Congress and the Obama administration began addressing workforce shortage issues by allocating $500 million to workforce development from the 2009 American Recovery and Reinvestment Act (ARRA). $200 million went to programs authorized by Titles VII (Health Professions) and VIII (Nurse Training) of the Public Health Service Act to expand training and educational opportunities. These sections of the Act include primary care medicine and dentistry programs, public health and preventive medicine programs, and scholarship and loan repayment programs. Of the $80 million awarded to date, about half has gone to students, health professionals, and faculty from minority and disadvantaged backgrounds. The other $300 million is being used to increase the capacity of the National Health Service Corps (NHSC). The NHSC, which is authorized through PHSA Title III, provides scholarships and loan repayment to health professionals who agree to work in areas with too few health professionals. It is worth noting that historically, for every federal dollar spent on HRSA’s primary care, nursing, and dental workforce programs, teaching hospitals were paid $24 by Medicare and Medicaid to subsidize physician training. This reflects the severe funding inequities, as physician education and hospitals are strongly supported with GME funds, and nursing and other health professionals are minimally funded by comparison through HRSA dollars. The final Health Care Reform legislation includes important changes to this chronic issue as graduate nurse education and postgraduate experience demonstrations will be funded through Medicare funds (Kaiser Family Foundation, 2010).
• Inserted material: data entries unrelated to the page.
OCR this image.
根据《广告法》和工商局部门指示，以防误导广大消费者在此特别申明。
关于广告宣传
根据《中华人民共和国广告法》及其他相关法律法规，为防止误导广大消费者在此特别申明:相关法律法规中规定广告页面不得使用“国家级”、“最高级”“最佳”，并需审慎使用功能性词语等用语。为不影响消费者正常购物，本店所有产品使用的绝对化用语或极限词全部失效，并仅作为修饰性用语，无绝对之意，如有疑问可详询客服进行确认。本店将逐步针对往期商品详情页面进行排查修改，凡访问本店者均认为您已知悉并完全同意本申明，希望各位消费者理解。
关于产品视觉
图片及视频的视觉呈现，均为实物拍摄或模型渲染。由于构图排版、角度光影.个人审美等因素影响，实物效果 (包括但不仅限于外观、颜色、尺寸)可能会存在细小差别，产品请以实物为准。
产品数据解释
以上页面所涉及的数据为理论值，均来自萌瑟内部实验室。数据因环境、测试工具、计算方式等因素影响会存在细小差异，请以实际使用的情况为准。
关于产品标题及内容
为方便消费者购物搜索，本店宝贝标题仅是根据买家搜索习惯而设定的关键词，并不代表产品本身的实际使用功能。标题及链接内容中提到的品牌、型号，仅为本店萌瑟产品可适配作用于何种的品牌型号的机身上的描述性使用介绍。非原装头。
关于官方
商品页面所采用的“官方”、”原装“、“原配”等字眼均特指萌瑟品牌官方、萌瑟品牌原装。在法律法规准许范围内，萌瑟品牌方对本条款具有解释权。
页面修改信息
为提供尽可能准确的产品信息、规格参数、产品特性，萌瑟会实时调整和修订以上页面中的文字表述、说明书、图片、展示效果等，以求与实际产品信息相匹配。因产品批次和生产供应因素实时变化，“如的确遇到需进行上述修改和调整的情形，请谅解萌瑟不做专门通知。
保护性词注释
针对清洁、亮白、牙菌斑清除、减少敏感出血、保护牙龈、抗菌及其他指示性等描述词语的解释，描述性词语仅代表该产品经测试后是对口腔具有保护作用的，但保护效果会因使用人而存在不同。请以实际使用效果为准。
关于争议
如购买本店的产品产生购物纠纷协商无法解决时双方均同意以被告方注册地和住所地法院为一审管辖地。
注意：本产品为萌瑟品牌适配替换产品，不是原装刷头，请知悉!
The Patient Protection and Affordable Care Act (P.L.111-148) provides long-term strategies for improving health care workforce shortages. The first broad strategy authorizes the establishment of a multi-stakeholder Workforce Advisory Committee to develop a national workforce strategy. The second strategy entails an expansion of Medicaid to fiscally pay for health promotion and disease prevention as well as increases in Medicare payments for primary care physicians. Likewise, the laws and regulations that govern GME funding will expand from the strict hospital-based setting to the use of outpatient settings for residency training, and it will give priority to states with the largest rural and underserved areas as well as to primary care and surgery providers. Teaching Health Centers will be established that will be eligible for Medicare payments for operating primary care residency programs in 2010.
Another health reform workforce initiative includes support for the development of training programs that focus on primary care models such as medical homes, team management of chronic diseases, and those that integrate physical and mental health services. This initiative has a 5-year authorization. A complementary initiative provides training to family nurse practitioners who provide primary care in federally qualified health centers and nurse-managed clinics, again a 5-year authorization. Not only are these initiatives authorized for longer periods of time providing stronger program evaluation, they represent a realignment of federal incentives for improving our nation’s health workforce capacity and quality. As the federal government has been looking at health reform from a national perspective, states have been struggling with the same issues locally.